First error occurs before I've even read the background section: I'm told if I've played FF before, I only need to familiarise myself with Amonour and The Wheel Of The Week; this isn't true because I don't roll up my stats for this book, but I'd have missed that if I'd gone straight to the indicated page.
Second and third errors occur before I've even woken up: it's possible to kill the Ogre on ref. 83 (I don't know if it's important that I don't); and despite the Ogre battle being a dream sequence, I don't get my lost Stamina back on 475.
None of which spoiled my overall enjoyment of this ambitious and expertly written book by any significant measure.
The structure of the book is quite unusual. My earlier comment about being stuck in a loop on my first attempt at Crystal wasn't intended as a dig at this title (how could it have been - I hadn't opened it at that point?), and yet I found myself in a loop anyway, having the same conversation twice over on ref. 54. It seems this is a deliberate loop, though, as the final option didn't return me to it, so I'm not (currently) aware this is an error.
I struggled with my Stamina score throughout my short initial playthrough, and also with earning money. A lot of very unlikely die rolls meant I failed to recruit any workers for Pigboy despite having many opportunities to do so. An even more unlikely die roll, however, worked in my favour as I Tested My Luck successfully with a Luck score of 4 when I couldn't pay for my backpack at the Guild.
I came a cropper by being foolish enough to visit the bazaar with only a couple of Gold Pieces to my name. I didn't have enough to pay the odious taxman; got mauled by his dog without even fighting a single round of combat as I was already on 3 Stamina; and then got flung in jail from which I couldn't buy my way out.
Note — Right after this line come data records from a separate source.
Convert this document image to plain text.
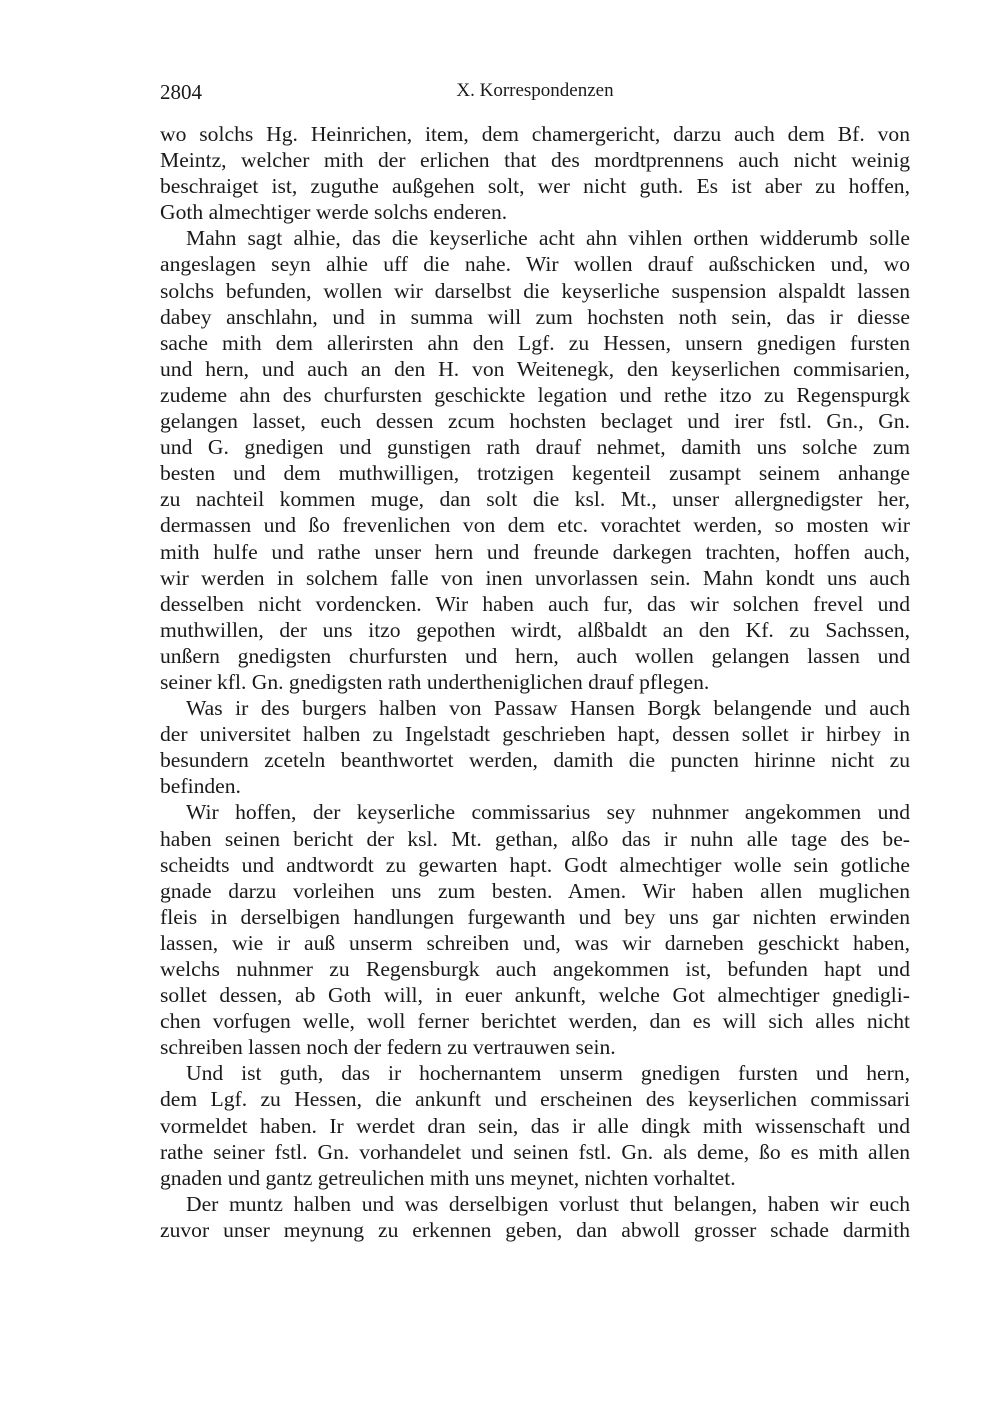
2804	X. Korrespondenzen
wo solchs Hg. Heinrichen, item, dem chamergericht, darzu auch dem Bf. von
Meintz, welcher mith der erlichen that des mordtprennens auch nicht weinig
beschraiget ist, zuguthe außgehen solt, wer nicht guth. Es ist aber zu hoffen,
Goth almechtiger werde solchs enderen.
Mahn sagt alhie, das die keyserliche acht ahn vihlen orthen widderumb solle
angeslagen seyn alhie uff die nahe. Wir wollen drauf außschicken und, wo
solchs befunden, wollen wir darselbst die keyserliche suspension alspaldt lassen
dabey anschlahn, und in summa will zum hochsten noth sein, das ir diesse
sache mith dem allerirsten ahn den Lgf. zu Hessen, unsern gnedigen fursten
und hern, und auch an den H. von Weitenegk, den keyserlichen commisarien,
zudeme ahn des churfursten geschickte legation und rethe itzo zu Regenspurgk
gelangen lasset, euch dessen zcum hochsten beclaget und irer fstl. Gn., Gn.
und G. gnedigen und gunstigen rath drauf nehmet, damith uns solche zum
besten und dem muthwilligen, trotzigen kegenteil zusampt seinem anhange
zu nachteil kommen muge, dan solt die ksl. Mt., unser allergnedigster her,
dermassen und ßo frevenlichen von dem etc. vorachtet werden, so mosten wir
mith hulfe und rathe unser hern und freunde darkegen trachten, hoffen auch,
wir werden in solchem falle von inen unvorlassen sein. Mahn kondt uns auch
desselben nicht vordencken. Wir haben auch fur, das wir solchen frevel und
muthwillen, der uns itzo gepothen wirdt, alßbaldt an den Kf. zu Sachssen,
unßern gnedigsten churfursten und hern, auch wollen gelangen lassen und
seiner kfl. Gn. gnedigsten rath undertheniglichen drauf pflegen.
Was ir des burgers halben von Passaw Hansen Borgk belangende und auch
der universitet halben zu Ingelstadt geschrieben hapt, dessen sollet ir hirbey in
besundern zceteln beanthwortet werden, damith die puncten hirinne nicht zu
befinden.
Wir hoffen, der keyserliche commissarius sey nuhnmer angekommen und
haben seinen bericht der ksl. Mt. gethan, alßo das ir nuhn alle tage des be-
scheidts und andtwordt zu gewarten hapt. Godt almechtiger wolle sein gotliche
gnade darzu vorleihen uns zum besten. Amen. Wir haben allen muglichen
fleis in derselbigen handlungen furgewanth und bey uns gar nichten erwinden
lassen, wie ir auß unserm schreiben und, was wir darneben geschickt haben,
welchs nuhnmer zu Regensburgk auch angekommen ist, befunden hapt und
sollet dessen, ab Goth will, in euer ankunft, welche Got almechtiger gnedigli-
chen vorfugen welle, woll ferner berichtet werden, dan es will sich alles nicht
schreiben lassen noch der federn zu vertrauwen sein.
Und ist guth, das ir hochernantem unserm gnedigen fursten und hern,
dem Lgf. zu Hessen, die ankunft und erscheinen des keyserlichen commissari
vormeldet haben. Ir werdet dran sein, das ir alle dingk mith wissenschaft und
rathe seiner fstl. Gn. vorhandelet und seinen fstl. Gn. als deme, ßo es mith allen
gnaden und gantz getreulichen mith uns meynet, nichten vorhaltet.
Der muntz halben und was derselbigen vorlust thut belangen, haben wir euch
zuvor unser meynung zu erkennen geben, dan abwoll grosser schade darmith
Unlike Giants, where I died halfway through the adventure, I feel like I've only scratched the surface of this one, and it's going to reward many repeated plays as I figure out where codewords like Dog Bite and special skills (codewords by any other name) come in handy. I didn't bother pursuing my backpack, thinking I'd see a lot of similar looking backpacks in a city with a Guild full of adventurers in it. I also figured begging and swindling were dishonest, beneath me, and might damage my Amonour score, so I didn't do them either. I think I need to revisit those options for a start to see if they're profitable, and whether they can break me out of the loop more satisfactorily. And then I need to learn about Hamaskis, and... well, go on some more adventures. So much more to do, and I'm looking forward to it because the writing and artwork in this book are absolutely first rate, and the gameplay is inventive and interesting, offering much replayability. I'll happily forgive the odd error if the book is doing new and interesting things with the FF format, and that is exactly what every one of Steve Jackson's books has done, including this one.
Too early for a judgment, but first impressions are... that I'm probably going to enjoy this one after a few more playthroughs. My first several attempts at Creature Of Havoc were equally quick, unsuccessful, and frustrating, too, and that was before I got anywhere near that secret door error, and yet that book is in my Top Three; my first attempts didn't even begin to get to grips with the story proper which is extremely rewarding.
I'm optimistic that this book will slowly reveal itself to be something brilliant, but it's way too early for me to tell. But I'm optimistic based on the glimpse I've already had.